Date Published: November 12, 2015
Publisher: Public Library of Science
Author(s): Mary B. O’Neill, Tatum D. Mortimer, Caitlin S. Pepperell, Sarah M Fortune.
Tuberculosis (TB) is a global public health emergency. Increasingly drug resistant strains of Mycobacterium tuberculosis (M.tb) continue to emerge and spread, highlighting adaptability of this pathogen. Most studies of M.tb evolution have relied on ‘between-host’ samples, in which each person with TB is represented by a single M.tb isolate. However, individuals with TB commonly harbor populations of M.tb numbering in the billions. Here, we use analyses of M.tb genomic data from within and between hosts to gain insight into influences shaping genetic diversity of this pathogen. We find that the amount of M.tb genetic diversity harbored by individuals with TB can vary dramatically, likely as a function of disease severity. Surprisingly, we did not find an appreciable impact of TB treatment on M.tb diversity. In examining genomic data from M.tb samples within and between hosts with TB, we find that genes involved in the regulation, synthesis, and transportation of immunomodulatory cell envelope lipids appear repeatedly in the extremes of various statistical measures of diversity. Many of these genes have been identified as possible targets of selection in other studies employing different methods and data sets. Taken together, these observations suggest that M.tb cell envelope lipids are targets of selection within hosts. Many of these lipids are specific to pathogenic mycobacteria and, in some cases, human-pathogenic mycobacteria. We speculate that rapid adaptation of cell envelope lipids is facilitated by functional redundancy, flexibility in their metabolism, and their roles mediating interactions with the host.
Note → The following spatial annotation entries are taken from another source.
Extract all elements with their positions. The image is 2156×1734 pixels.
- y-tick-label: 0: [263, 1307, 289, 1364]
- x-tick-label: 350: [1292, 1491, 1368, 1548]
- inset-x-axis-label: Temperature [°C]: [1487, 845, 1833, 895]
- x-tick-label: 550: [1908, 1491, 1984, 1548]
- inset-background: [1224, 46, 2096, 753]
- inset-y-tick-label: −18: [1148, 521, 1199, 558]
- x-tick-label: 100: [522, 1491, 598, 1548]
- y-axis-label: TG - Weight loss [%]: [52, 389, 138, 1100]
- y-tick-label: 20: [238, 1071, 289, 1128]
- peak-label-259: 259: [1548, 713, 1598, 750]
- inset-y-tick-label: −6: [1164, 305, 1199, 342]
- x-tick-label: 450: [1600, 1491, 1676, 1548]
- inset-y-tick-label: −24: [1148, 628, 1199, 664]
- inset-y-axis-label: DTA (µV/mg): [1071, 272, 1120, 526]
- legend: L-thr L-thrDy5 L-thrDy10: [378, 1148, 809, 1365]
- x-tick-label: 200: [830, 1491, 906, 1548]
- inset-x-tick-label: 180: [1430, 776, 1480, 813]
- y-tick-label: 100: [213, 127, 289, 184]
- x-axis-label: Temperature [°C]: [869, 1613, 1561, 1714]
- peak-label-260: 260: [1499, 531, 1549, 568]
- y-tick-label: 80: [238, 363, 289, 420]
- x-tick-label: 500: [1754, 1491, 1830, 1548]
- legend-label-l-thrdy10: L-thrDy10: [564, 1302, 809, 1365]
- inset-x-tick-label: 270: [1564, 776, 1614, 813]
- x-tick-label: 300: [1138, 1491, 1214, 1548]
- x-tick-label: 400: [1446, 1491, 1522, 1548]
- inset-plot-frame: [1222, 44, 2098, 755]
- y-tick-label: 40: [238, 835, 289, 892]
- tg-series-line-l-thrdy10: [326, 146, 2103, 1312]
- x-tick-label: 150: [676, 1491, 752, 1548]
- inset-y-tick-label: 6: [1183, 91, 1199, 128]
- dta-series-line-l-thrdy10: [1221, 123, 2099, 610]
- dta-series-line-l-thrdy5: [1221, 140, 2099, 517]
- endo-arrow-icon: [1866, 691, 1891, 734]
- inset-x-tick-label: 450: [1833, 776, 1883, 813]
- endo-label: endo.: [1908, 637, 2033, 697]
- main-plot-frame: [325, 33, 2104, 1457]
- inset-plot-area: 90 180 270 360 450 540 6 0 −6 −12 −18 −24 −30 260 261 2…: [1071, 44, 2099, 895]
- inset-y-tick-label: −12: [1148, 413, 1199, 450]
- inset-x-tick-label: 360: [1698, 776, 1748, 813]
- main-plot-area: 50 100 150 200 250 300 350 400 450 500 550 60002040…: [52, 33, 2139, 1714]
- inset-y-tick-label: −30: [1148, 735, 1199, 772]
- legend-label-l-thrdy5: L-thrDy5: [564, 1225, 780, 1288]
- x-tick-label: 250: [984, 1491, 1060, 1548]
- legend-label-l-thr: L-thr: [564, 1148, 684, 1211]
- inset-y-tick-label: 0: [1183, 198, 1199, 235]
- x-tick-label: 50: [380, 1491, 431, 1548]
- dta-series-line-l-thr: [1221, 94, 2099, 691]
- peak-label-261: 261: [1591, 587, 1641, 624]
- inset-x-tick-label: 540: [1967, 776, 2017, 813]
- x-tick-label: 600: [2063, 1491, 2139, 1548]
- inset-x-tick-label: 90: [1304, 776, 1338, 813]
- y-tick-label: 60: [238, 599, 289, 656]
Mycobacterium tuberculosis (M.tb) causes over nine million new cases of tuberculosis (TB) per year and is estimated to infect one-third of the world’s population . The emergence of increasingly drug resistant strains of M.tb  demonstrates the bacterium’s ability to adapt to antibiotic pressures, despite limited genetic diversity . Prior research has identified the influence of bottlenecks, population sub-division, and purifying selection on genetic diversity of M.tb circulating among human hosts [4–7]. In these studies, each TB patient was represented by a single M.tb strain isolated in pure culture. However, individuals with TB harbor a large population of M.tb cells for a period of months to years, which raises the possibility of significant diversification of bacterial populations over the course of individual infections.